Budgeting: Like a Diet for Your Wallet

by mzumtaylor on September 16, 2010

The Flat Belly Diet and Budgeting

My husband and I just started the Flat Belly Diet, which has been working wonders for us both thus far. We really like it. Just so the rest of this blog post will make a bit more sense, unlike most diets, the flat belly diet only has three rules:

  1. Eat 400 calories per meal (and 4 meals a day for women, five meals a day for men),
  2. Eat every four hours,
  3. Eat a MUFA (Mono-unsaturated fatty acid) at every meal.

The nice thing about it is that while they have recipes and suggestions for what to eat, as long as you follow the rules, you can eat whatever you like. And the reason that you can eat what you like is that you’re bringing in fewer calories than you’re using. Most people’s resting metabolic rate (RMR, i.e., the calories you burn just by being alive) is between 1500 and 1800. If you’re taking in 1600 calories of food and do anything other than lie in bed all day long, you’re going to be burning more than you take in.

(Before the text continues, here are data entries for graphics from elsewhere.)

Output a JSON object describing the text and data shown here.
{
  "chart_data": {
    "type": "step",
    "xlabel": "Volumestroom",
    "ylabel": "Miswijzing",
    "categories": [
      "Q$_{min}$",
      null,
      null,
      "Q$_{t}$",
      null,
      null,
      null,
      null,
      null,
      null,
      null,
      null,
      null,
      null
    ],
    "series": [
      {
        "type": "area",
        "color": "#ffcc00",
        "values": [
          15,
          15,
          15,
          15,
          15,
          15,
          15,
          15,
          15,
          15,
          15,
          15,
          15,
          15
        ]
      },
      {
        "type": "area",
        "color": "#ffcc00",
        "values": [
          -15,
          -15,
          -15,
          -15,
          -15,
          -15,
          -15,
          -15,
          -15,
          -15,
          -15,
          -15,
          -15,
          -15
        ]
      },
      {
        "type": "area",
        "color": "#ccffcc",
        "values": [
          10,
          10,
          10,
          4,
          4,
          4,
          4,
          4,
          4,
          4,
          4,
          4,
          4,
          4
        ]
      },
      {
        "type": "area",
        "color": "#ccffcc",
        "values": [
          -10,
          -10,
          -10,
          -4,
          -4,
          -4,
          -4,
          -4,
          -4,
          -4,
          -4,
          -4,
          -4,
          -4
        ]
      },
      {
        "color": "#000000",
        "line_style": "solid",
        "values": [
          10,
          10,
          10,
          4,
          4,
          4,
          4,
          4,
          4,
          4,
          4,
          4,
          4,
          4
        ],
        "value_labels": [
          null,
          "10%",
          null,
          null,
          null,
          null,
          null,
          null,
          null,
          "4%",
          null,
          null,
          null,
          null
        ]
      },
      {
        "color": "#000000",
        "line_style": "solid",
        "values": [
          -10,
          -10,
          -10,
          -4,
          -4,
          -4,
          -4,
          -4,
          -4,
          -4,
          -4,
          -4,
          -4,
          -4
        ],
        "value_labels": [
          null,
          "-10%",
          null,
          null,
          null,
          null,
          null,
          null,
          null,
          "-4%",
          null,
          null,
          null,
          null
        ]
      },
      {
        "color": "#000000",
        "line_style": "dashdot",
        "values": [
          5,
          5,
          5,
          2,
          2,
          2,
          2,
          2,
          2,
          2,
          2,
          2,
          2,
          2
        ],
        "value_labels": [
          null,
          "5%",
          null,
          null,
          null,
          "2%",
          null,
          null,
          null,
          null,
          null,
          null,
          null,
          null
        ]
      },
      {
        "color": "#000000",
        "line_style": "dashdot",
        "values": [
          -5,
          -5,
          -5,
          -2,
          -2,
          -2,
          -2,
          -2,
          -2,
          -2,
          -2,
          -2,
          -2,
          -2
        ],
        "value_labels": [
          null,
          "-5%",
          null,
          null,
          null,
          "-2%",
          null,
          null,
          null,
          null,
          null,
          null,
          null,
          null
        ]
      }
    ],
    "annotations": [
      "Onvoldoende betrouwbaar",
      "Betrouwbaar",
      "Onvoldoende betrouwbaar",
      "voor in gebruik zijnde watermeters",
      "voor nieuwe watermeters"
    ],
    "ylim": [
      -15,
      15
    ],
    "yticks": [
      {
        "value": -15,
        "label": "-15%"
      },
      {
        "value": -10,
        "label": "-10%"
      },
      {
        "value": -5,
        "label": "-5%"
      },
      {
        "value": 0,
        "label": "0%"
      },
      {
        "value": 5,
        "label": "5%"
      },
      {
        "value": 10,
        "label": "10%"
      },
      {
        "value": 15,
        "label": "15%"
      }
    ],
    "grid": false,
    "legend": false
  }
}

Okay, but what does this have to do with budgeting…

A good budget is like a good diet because it doesn’t dictate your every move (and you can go a little crazy every now and again), but it provides a basic structure and purpose to your spending and saving.

In that, the Flat Belly Diet (or any good diet) is a lot like a good budget.

There are a few simple rules and guidelines —

  1. Spend Less Than You Earn,
  2. Save the Difference,
  3. Avoid Debt,
  4. Invest (Some of) Your Savings,

— and once you’ve met those, the rest is up to you.

A budget helps you make sure that you’re bringing in more money than you’re spending, so the difference can go to savings, where it can hang out and grow a little until you need it (emergency) or want it (travel, or a new pair of shoes, or whatever). Or you can invest some of the difference, and it’ll hang out and grow a little faster for you and you can have it at some time in the future (putting a down payment on a car, or a home, or when you’re ready to retire).

And if you’re on a budget, and you’re spending less than you earn and saving the difference, then you’re less likely to go into debt, because you have a buffer of savings to fall back on in hard times.

But dieting/budgeting is hard

That’s the other thing that budgeting and dieting have in common: most people think budgets and diets are hard to stick to and constrict your life, therefore eliminating all of your fun.

Going a little crazy… and staying on diet

On the Flat Belly Diet, if you want to have a bowl of ice cream for dinner, you can. You just have to eat it with a handful of nuts (or some other MUFA) and you can only have 400 calories of ice cream and MUFA. If you’re having Breyer’s French Vanilla Ice Cream, which has 140 calories per 1/2 cup, then you can have 1 cup of ice cream with 2/3 oz (about 13) pecan halves (105 calories). For most people that’d be fine, but if you wanted MORE ice cream, you could try Breyer’s Fat Free Vanilla Ice Cream (98 calories per 1/2 cup) and you could have a cup and a half of ice cream with your 13 pecan halves (or 2 Tbsp of almonds, or whatever).

Going a little crazy… and staying on budget

When you’ve got a budget, and you want to spend $300 on a pair of shoes, or a ski trip, or whatever, you can. You have to make sure you’ve put some money in savings that month, and that you’re bills are all taken care of, but if, after those things are done, you have $300 left over, you can spend it on whatever you like.

The point

A diet or a budget doesn’t have to be constricting and ruin your fun. Quite the opposite, in fact. If you know how many calories you’re taking in, you know that you can afford to eat ice cream for dinner. If you know how much money you have coming in and going out, then you know that you can afford to spend $300 on your favorite thing without overdrawing your account or being unable to pay rent the next month. It’s liberating instead of constricting because it frees you from worrying about whether your ruining your health by gaining weight, or screwing yourself financially because you bought X thing.

Budget is NOT a “Four-letter word”

Budgeting doesn’t have to be complicated, or frustrating, or limiting. The biggest thing it will do for you, like a good diet, is make you more aware of the choices that you’re making. And many a guru will tell you that awareness of your actions is the key to success in anything. If you want to lose weight, write down what you’re eating and pay attention to the calories you’re taking in. If you want to get control of your spending and start saving and paying down debt, keep track of how much money you’re bringing in and what you’re spending money on.

It’s as simple as that. No one said it would be the easiest thing you’ve ever done, but, to paraphrase Theodore Roosevelt, Nothing worth doing is ever easy.